Most people notice the change at the glacier's terminus, also called the toe or snout, where the thaw is most obvious.

"It's the graveyard for glacial ice," said Bill Bidlake, a U.S. Geological Survey hydrologist based in Tacoma.

Glaciers need new snow to survive. The decline of Washington's glaciers parallels a record of dwindling mountain snowpack measured between 1950 and 2000, scientists said.

Warmer winter temperatures mean more rain instead of snow. As the snow level rises, glaciers typically retreat to higher altitudes.

"Glaciers amplify what's happening," Riedel said. "Not just year to year, but over five, 10 or 50 years."

The most up-to-date analysis of what has happened at Mount Rainier, home to the largest glaciers in the contiguous United States, was done by Thomas Nylen, a Portland State University glaciologist.

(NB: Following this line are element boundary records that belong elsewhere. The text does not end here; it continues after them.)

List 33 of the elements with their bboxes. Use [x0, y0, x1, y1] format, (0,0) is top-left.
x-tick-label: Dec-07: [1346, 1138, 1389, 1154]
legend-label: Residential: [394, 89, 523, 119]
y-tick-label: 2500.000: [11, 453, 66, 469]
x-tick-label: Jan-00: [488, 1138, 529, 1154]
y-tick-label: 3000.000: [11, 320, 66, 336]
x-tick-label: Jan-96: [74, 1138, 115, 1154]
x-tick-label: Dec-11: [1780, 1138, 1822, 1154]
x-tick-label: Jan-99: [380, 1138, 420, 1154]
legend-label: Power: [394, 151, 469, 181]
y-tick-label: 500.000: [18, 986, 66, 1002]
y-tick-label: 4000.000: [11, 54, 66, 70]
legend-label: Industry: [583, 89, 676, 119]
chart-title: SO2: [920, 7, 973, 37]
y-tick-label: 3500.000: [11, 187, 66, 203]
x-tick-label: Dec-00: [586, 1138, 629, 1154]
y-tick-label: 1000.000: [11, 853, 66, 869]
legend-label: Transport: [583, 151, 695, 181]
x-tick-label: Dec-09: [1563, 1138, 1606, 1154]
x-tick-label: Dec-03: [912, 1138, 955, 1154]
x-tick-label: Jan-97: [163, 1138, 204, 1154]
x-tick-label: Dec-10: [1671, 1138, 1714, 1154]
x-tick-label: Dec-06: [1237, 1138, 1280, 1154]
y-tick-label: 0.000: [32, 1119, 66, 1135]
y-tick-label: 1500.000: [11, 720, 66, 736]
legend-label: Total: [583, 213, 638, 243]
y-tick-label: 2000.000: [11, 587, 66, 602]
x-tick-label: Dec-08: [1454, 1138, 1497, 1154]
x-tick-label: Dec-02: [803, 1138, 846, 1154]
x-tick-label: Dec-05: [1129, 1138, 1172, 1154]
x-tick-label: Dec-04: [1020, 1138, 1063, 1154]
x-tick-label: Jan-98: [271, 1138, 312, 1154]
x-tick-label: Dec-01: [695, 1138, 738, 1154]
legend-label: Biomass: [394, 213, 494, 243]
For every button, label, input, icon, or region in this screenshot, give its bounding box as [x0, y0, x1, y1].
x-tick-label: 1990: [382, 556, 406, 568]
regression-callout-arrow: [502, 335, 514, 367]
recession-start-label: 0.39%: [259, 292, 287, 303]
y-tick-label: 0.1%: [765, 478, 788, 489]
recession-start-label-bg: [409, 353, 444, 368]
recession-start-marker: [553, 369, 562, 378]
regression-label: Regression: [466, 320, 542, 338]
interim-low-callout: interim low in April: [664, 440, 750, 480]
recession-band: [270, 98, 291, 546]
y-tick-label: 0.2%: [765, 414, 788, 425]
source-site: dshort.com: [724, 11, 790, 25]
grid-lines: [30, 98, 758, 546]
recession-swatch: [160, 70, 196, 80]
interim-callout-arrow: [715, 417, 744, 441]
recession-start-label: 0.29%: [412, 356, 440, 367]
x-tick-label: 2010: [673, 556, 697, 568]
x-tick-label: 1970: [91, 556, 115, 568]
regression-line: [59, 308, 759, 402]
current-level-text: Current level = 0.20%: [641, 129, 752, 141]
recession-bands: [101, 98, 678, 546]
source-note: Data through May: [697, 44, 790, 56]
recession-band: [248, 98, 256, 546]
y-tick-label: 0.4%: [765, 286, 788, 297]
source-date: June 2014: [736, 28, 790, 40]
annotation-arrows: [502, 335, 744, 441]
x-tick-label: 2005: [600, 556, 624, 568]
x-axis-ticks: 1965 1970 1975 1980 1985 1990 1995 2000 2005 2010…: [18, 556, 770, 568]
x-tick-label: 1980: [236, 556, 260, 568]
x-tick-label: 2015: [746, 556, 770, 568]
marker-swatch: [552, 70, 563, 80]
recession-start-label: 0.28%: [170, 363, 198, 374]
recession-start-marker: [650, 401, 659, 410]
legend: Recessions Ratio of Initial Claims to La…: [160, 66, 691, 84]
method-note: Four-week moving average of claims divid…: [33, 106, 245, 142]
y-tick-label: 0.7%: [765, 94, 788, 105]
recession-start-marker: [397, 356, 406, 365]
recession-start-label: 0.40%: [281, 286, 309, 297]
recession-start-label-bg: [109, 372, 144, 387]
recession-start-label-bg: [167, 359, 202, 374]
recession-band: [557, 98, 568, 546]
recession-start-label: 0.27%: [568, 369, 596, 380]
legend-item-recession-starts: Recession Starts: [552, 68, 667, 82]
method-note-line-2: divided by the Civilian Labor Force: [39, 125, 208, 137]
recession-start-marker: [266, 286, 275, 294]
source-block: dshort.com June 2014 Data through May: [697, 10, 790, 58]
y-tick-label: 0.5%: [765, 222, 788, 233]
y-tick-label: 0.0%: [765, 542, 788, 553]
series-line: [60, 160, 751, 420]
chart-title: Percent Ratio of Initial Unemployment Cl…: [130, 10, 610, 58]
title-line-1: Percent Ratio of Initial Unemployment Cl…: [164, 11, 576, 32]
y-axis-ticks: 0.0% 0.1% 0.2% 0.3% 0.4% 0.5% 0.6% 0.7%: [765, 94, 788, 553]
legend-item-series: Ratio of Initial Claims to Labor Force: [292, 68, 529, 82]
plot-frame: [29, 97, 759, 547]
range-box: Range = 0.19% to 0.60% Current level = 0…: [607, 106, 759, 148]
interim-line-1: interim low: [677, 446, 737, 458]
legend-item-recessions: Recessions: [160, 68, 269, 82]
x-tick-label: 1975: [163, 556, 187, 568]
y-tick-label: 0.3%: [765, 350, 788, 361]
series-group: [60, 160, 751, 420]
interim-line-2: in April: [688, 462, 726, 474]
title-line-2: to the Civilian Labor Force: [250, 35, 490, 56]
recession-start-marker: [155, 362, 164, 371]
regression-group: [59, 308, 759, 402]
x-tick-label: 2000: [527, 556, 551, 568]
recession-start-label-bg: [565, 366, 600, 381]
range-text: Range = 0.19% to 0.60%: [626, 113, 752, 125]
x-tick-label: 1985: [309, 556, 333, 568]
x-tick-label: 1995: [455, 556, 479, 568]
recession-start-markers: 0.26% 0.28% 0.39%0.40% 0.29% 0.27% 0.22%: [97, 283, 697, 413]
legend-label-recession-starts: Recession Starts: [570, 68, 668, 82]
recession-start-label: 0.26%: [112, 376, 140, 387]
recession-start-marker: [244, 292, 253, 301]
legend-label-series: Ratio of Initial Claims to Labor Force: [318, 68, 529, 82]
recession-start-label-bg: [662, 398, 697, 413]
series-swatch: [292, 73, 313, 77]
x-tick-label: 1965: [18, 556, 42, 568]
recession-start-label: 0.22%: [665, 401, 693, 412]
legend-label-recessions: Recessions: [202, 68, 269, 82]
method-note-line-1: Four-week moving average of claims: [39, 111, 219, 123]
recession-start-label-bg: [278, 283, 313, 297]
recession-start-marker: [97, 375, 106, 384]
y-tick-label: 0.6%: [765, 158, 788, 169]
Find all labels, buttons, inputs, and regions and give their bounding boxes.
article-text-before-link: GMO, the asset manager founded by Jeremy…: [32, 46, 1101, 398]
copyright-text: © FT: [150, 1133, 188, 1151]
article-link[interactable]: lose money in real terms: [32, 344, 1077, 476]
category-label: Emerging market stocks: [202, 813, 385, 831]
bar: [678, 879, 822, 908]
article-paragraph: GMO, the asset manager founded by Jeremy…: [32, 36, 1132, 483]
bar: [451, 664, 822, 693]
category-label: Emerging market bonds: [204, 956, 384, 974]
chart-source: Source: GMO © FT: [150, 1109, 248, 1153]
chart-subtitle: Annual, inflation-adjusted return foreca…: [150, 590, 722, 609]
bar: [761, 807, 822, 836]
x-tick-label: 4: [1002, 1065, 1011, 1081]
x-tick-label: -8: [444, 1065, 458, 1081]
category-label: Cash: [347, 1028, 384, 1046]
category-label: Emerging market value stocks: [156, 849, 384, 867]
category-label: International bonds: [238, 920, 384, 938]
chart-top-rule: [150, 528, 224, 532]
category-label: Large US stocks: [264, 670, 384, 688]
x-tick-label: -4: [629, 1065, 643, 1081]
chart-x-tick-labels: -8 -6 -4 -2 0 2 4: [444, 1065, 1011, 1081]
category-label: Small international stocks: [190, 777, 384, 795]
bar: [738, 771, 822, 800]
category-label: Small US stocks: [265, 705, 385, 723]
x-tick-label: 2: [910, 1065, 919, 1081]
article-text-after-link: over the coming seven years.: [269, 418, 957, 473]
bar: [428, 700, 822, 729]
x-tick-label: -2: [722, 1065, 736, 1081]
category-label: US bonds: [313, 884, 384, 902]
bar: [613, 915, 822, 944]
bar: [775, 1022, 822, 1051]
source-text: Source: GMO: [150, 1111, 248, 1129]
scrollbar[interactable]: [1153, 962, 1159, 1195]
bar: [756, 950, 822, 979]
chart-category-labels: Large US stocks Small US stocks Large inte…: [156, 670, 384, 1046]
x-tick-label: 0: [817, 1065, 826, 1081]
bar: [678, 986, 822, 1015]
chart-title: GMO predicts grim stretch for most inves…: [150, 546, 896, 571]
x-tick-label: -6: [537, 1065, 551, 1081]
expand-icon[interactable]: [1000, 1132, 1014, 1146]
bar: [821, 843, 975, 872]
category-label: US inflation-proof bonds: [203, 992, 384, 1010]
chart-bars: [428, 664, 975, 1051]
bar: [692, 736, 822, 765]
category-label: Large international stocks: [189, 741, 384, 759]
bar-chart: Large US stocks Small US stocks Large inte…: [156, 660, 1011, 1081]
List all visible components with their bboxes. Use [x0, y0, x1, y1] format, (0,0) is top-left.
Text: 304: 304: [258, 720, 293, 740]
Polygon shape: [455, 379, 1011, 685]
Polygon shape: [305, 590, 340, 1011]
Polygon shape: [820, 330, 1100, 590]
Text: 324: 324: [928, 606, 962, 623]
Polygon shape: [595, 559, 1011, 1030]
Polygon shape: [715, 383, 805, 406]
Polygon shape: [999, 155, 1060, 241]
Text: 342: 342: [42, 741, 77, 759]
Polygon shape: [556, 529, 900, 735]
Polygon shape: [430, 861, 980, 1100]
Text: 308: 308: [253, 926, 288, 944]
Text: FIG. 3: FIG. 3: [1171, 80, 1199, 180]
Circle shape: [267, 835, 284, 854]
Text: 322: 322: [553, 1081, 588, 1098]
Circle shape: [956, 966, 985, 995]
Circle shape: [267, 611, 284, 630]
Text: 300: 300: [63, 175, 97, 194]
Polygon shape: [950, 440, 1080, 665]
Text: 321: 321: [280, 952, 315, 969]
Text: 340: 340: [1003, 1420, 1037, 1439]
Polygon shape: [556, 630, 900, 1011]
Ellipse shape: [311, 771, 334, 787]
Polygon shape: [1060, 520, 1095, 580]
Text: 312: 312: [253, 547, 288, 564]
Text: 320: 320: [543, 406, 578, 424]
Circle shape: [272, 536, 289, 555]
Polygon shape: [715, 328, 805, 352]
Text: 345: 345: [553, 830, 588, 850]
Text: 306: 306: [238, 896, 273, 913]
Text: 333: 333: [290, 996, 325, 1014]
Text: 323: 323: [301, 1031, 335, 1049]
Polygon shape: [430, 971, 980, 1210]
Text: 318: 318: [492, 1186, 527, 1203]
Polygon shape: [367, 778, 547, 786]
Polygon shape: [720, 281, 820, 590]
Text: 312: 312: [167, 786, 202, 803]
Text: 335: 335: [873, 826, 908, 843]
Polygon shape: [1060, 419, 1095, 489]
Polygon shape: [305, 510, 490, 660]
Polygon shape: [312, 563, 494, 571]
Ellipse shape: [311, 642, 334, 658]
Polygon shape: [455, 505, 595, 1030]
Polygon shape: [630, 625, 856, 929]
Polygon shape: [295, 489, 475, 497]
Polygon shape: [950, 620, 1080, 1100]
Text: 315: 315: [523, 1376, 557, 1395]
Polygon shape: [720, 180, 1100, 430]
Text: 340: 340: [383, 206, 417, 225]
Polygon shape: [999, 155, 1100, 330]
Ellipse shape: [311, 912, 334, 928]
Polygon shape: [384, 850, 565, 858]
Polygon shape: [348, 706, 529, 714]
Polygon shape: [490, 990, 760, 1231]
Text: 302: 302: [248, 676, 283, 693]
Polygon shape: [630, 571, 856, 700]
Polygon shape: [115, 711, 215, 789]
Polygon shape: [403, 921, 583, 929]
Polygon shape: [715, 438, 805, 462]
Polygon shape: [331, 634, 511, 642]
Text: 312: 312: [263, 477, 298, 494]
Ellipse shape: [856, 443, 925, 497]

He used aerial photographs to calculate the difference in glacier volume and area between 1913 and 1994. During that time, the mountain's glaciated area declined by one-fifth. The combined volume of the glaciers dropped by one-quarter.

Retreat is more pronounced on the south side of the mountain, where glaciers are smaller and might accumulate less snow, he said.

"There's definitely a link between the climate and the change in the glaciers," Nylen said. After 1977, the shift became pronounced, and the rate of retreat among Mount Rainier's glaciers accelerated, he said.

The same pattern of rapid retreat also is evident in the North Cascades, said Fountain.